Il note qu’après avoir remis la planche à billets dans ses cartons, la liquidité bancaire a repris son canal baissier au second semestre de 2019, faisant ressurgir les vieux démons de 2017, lorsque les tentatives de la Banque d’Algérie de libérer la liquidité à coups d’artifices monétaires se sont avérées vaines clôturant l’exercice avec l’adoption de la planche à billets comme moyen de financement.

La rechute de la liquidité fin 2019 a remis les leviers monétaires au goût du jour dès le début du précédent exercice, mais les mesures apportées par la Banque centrale n’ont été que d’un faible impact sur la liquidité, puisque celle-ci est passée de 1100,8 milliards de dinars à fin 2019 à 632,3 milliards de dinars à fin 2020, déplore-t-il.
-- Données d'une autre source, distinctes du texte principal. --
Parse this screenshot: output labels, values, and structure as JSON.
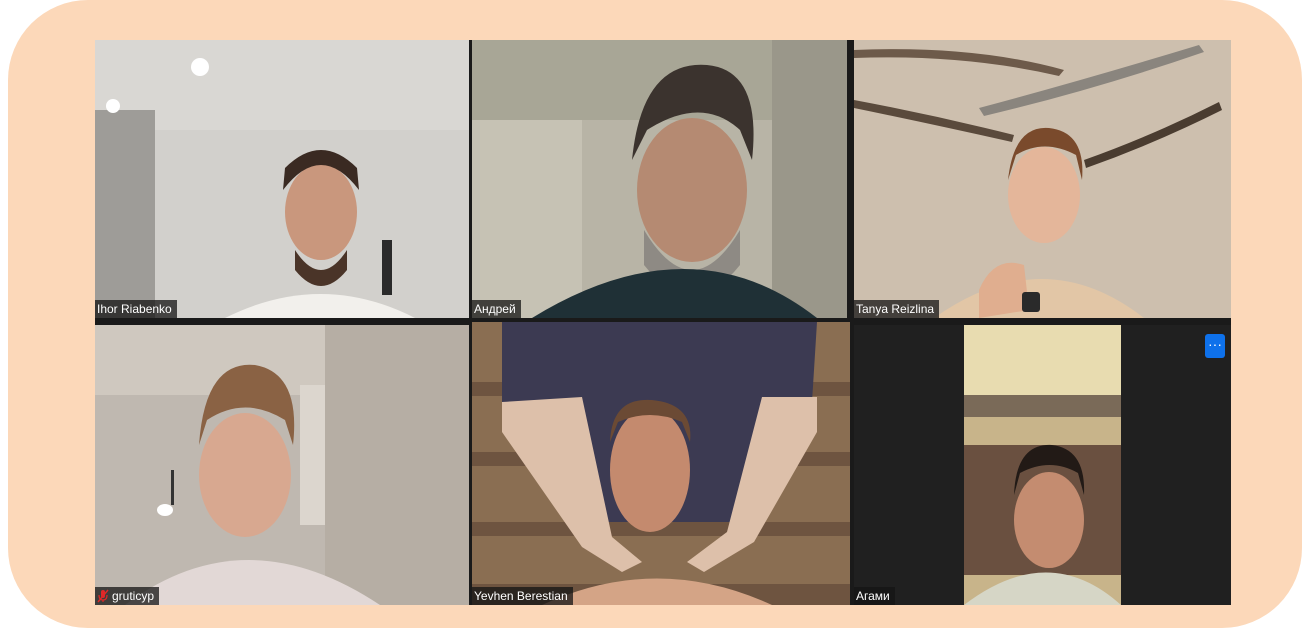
{
  "participants": [
    {
      "name": "Ihor Riabenko",
      "muted": false,
      "active": false
    },
    {
      "name": "Андрей",
      "muted": false,
      "active": false
    },
    {
      "name": "Tanya Reizlina",
      "muted": false,
      "active": false
    },
    {
      "name": "gruticyp",
      "muted": true,
      "active": false
    },
    {
      "name": "Yevhen Berestian",
      "muted": false,
      "active": true
    },
    {
      "name": "Агами",
      "muted": false,
      "active": false
    }
  ],
  "more_button": {
    "label": "···"
  },
  "colors": {
    "frame": "#fcd8b9",
    "active_speaker_border": "#b8d65a",
    "more_button": "#0e71eb",
    "muted_mic": "#e02828"
  }
}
Il souligne que pendant ce temps, l’Exécutif pédalait dans la semoule en quête d’un déclic à sa politique d’inclusion financière bâtie sur l’apport, très discutable, de la finance islamique au processus de bancarisation de l’économie souterraine.

Résultats des courses : le gouvernement reconnaît pour la première fois la difficulté de mobiliser la ressource financière au profit d’une économie en récession, rappelle-t-il.

Le gouvernement est sérieusement mis en demeure sur l’impératif de redynamiser l’investissement budgétaire qui alimentait jusqu’ici l’essentiel de la croissance et auquel l’investissement privé ne peut se substituer de sitôt, souligne le quotidien.

Il fait savoir que pis encore, l’investissement privé et le fonctionnement de bon nombre d’entreprises publiques dépendent du volume de la commande publique, laquelle est tributaire à son tour de financements auxquels l’Exécutif peine à trouver des sources.

Aux échecs, les mauvaises combinaisons préparent souvent le chemin qui mène au mat, estime-t-il, ajoutant que du reste, le déficit en financements est révélateur des limites d’un système financier et monétaire dont le mal est profond et les causes ont par conséquent une dimension structurelle.

En Mauritanie, la presse s’attarde sur l’adoption par le conseil des ministres du projet de loi modifiant des dispositions de la loi créant la zone franche de Nouadhibou (ZFN).

Les modifications apportées à la loi n°2013-001 du 02 janvier 2013 portant création de la Zone Franche de Nouadhibou sont de nature à impulser les investissements à travers l’affinement des missions de l’Autorité et du Centre de régulation de la zone franche et à encadrer davantage les relations entre ses différents acteurs pour plus de synergie et de cohérence des interventions publiques, expliquent les médias mauritaniens.

Cités par ces médias, le ministre mauritanien des Affaires Economiques et de la Promotion des Secteurs productifs et le ministre de l’Agriculture ont présenté une communication conjointe proposant un schéma de mise en valeur du potentiel agricole du pays.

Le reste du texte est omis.